Giving Support in an Emergency Foundation for the Mid-South and Greater Houston Community Foundation

In the wake of Hurricane Katrina, “everybody in the area was in need, so we had to figure out who to help,” said Ivye Allen, president of the Foundation for the Mid South (FMS), in Jackson, Mississippi. FMS worked with long-term corporate partner Entergy to create the Power of Hope Fund, intended to help the company’s customers and employees recover. As FMS’s office started to get swamped with more than 30,000 applications, it became clear that they would need more than the three people they had to review applications, and additional readers were recruited from a local law school. “No one anticipated the sheer volume of applications,” Allen said, “and a lot of the internal systems weren’t in place.” Disbursing the funds was another challenge, since many grant- ees were moving from place to place, and some had lost their identification.
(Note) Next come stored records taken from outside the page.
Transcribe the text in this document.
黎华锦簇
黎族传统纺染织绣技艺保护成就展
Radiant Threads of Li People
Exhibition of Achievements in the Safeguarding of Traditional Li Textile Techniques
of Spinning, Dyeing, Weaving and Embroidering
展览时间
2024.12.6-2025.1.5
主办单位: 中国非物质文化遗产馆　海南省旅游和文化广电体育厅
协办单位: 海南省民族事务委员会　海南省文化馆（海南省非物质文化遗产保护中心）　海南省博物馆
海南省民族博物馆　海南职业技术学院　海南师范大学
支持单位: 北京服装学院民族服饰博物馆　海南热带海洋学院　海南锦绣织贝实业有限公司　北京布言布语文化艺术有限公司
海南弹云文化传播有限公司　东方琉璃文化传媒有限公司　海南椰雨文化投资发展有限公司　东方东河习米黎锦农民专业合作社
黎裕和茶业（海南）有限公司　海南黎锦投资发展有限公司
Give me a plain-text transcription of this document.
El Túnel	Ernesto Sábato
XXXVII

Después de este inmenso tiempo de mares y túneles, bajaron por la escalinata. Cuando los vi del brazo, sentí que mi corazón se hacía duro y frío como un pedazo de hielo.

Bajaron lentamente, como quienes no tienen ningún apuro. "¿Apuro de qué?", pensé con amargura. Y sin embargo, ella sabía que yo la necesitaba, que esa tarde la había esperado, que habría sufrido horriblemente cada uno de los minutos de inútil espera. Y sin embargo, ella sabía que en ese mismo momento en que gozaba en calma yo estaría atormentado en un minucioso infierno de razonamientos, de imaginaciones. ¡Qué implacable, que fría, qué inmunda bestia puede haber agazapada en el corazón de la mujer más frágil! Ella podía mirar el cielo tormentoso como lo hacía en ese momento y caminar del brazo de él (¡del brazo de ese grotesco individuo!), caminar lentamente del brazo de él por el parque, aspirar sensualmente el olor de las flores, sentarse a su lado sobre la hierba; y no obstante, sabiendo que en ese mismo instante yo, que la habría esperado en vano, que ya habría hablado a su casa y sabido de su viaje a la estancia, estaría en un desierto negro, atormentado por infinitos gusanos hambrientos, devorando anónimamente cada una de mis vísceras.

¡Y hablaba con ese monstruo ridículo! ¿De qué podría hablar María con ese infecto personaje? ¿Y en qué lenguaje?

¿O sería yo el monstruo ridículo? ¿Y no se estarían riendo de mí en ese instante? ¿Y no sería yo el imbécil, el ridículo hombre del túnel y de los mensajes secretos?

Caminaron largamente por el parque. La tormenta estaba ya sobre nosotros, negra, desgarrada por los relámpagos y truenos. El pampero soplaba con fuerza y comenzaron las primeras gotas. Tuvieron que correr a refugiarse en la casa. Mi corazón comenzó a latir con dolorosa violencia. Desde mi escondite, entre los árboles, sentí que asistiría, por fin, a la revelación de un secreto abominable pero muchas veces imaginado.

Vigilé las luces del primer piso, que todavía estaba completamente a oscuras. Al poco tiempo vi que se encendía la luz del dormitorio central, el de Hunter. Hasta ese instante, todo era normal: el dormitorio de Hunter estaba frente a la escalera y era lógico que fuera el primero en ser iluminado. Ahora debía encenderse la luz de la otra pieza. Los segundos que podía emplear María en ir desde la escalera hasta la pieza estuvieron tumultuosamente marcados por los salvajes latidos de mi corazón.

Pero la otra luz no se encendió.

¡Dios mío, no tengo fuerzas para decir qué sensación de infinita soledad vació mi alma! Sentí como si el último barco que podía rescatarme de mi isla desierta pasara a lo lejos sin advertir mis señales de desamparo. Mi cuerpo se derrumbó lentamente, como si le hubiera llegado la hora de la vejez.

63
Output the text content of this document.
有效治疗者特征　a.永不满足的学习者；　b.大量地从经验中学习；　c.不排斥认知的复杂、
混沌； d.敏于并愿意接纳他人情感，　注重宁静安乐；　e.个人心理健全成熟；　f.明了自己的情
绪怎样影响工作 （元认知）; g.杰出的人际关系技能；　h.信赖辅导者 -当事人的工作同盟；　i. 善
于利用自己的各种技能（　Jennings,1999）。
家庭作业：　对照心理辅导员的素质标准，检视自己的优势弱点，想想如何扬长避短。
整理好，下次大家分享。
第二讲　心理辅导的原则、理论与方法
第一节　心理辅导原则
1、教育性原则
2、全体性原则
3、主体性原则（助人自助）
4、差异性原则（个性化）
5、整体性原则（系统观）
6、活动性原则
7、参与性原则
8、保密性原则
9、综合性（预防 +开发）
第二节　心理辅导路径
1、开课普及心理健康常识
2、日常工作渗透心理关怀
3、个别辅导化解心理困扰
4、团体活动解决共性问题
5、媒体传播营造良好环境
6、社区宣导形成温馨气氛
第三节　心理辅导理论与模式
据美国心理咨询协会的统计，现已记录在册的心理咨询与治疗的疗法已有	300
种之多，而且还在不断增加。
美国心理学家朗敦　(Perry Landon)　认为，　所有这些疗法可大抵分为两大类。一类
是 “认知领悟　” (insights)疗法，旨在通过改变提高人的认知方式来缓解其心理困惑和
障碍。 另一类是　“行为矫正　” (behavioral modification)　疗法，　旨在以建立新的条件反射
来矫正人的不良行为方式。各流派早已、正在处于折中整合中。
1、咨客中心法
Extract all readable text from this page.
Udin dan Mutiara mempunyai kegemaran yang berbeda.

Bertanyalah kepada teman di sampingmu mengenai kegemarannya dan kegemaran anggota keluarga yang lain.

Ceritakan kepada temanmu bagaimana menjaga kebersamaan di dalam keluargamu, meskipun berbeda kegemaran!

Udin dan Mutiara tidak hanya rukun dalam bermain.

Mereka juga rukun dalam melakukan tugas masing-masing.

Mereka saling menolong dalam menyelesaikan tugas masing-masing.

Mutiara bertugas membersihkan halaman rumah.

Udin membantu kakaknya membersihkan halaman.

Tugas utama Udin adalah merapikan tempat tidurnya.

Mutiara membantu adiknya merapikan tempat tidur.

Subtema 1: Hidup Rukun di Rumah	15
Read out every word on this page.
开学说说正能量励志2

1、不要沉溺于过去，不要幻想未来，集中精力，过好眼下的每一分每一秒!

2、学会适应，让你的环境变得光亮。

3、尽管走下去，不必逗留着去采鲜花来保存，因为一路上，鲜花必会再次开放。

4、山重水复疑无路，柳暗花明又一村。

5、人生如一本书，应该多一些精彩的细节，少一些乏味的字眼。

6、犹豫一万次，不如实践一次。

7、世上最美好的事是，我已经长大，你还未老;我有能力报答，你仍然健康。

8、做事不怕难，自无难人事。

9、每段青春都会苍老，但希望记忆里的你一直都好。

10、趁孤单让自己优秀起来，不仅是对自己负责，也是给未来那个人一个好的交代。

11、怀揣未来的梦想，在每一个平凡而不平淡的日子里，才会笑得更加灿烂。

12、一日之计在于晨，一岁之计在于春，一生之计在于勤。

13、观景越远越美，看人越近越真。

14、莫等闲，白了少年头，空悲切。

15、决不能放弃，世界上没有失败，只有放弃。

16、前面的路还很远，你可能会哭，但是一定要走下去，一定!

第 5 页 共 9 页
The credit union that FMS partnered with had its own paperwork, as did the IRS. Still, the fund managed to distribute bank cards or checks to more than 4,000 people.

The Greater Houston Community Foundation (GHCF) also funded individuals affected by Katrina. President Stephen Maislin noted that once the foundation established criteria, the process was fairly mechanical: staff oversaw volunteers, who reviewed applications; successful applicants were scored and funded according to their losses — car, home, both. Getting the money to grantees proved to be tricky, since many banks were closed or in disarray; the foundation used checks and Western Union, with mixed results, getting $1,000 or so to each grantee. “It was hugely time-consuming,” Maislin recalled.

Despite the enormous challenges of supporting individuals in crisis, neither foundation regrets doing it. Both learned a lot about how to administer grants
the next time — if there is a next time. Allen said that her organization would take more time to establish specific eligibility criteria and working systems. Maislin echoed this sentiment, saying, “We found that we needed to slow down a little bit.” Counterintuitive as it may be to slow down in an emergency, the two leaders believe that strong systems make grant making more effective over the course of disaster recovery. Some systems can be set up well in advance, but — since each disaster is unique — others can be created only in the moment. Next time, Maislin said, GHCF would partner only with companies that have a strong infrastructure: “If employers aren’t well managed or have bad tech services, the pressure falls on us more and we can’t help people as much. We’d give preference to companies that already partner with us, partly because that’s business, and partly because we know we can work well with them.” Allen said that her organization might decide to fund entirely through organizations.